Published online by Cambridge University Press: 05 February 2013
In sleep and dreams we once again go through the curriculum of earlier humanity.
— Nietzsche, Human, All Too HumanSchubert, Gmelin, Käthchen
IT IS AXIOMATIC that art does not occur in isolation. Nevertheless it seems remarkable that as his interests in the sciences gradually gave way to his literary propensities, Kleist managed to discover so fertile a middle ground — a kind of twilight zone, actually — in which science and art converged in such a productive albeit bizarre way. In hindsight one can now see that the realm in which this took place, the preoccupation with what the late-eighteenth and early-nineteenth centuries knew as animal or electrical magnetism, required science to cede considerably to art.

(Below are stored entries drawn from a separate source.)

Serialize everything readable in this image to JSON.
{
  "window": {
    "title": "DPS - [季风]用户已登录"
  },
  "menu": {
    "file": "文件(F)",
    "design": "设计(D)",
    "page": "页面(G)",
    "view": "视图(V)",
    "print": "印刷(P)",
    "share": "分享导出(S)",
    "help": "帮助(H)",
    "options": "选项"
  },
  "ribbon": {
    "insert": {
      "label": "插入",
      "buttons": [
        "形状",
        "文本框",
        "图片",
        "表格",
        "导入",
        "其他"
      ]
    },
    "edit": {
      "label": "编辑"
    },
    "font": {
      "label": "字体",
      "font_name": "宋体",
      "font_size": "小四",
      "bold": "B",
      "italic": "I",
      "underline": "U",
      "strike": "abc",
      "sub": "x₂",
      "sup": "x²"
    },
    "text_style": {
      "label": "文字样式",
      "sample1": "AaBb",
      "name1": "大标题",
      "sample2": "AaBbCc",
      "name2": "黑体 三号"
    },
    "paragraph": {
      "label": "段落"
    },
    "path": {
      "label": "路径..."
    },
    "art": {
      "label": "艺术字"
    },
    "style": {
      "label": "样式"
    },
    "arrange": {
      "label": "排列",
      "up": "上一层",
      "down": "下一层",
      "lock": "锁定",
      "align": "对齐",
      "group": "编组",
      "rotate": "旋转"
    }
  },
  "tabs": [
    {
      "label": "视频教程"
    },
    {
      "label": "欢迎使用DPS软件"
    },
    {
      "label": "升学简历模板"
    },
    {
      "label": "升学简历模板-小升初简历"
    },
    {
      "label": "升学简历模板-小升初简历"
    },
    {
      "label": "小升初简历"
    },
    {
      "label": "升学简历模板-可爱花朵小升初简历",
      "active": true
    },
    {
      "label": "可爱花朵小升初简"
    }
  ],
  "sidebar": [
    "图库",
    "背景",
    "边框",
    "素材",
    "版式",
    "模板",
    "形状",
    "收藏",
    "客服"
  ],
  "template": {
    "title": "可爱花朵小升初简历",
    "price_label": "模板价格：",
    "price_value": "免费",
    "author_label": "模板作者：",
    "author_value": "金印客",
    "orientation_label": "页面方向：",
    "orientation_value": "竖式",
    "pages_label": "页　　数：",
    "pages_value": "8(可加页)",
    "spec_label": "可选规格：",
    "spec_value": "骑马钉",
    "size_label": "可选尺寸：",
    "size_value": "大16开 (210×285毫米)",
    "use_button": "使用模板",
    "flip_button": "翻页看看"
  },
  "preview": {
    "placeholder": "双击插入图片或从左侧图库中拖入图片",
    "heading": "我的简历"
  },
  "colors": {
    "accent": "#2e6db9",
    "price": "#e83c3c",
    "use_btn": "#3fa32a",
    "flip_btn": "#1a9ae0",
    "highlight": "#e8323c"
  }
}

An array of phenomena closely associated with romantic Naturphilosophie, such as somnambulism, debilitating stupors, and cataleptic trances beset protagonists of novels and dramas during Kleist's time in almost epidemic proportions. Exponents of German Naturphilosophie, poets and scientists alike, showed a keen interest in psychic states that blurred the line between the conscious and the unconscious. Still, the frequency of somnambulism and its analogues in Kleist's writings seems unusually high and therefore of special significance given the relatively small compass of his oeuvre. This suspicion is strengthened by the fact that with Kleist this kind of passivity nearly always befalls its victim at a moment of critical and decisive consequence for the overall progression of the plot, whereas in the works of other contemporary writers such instances usually have the status of only secondary motifs.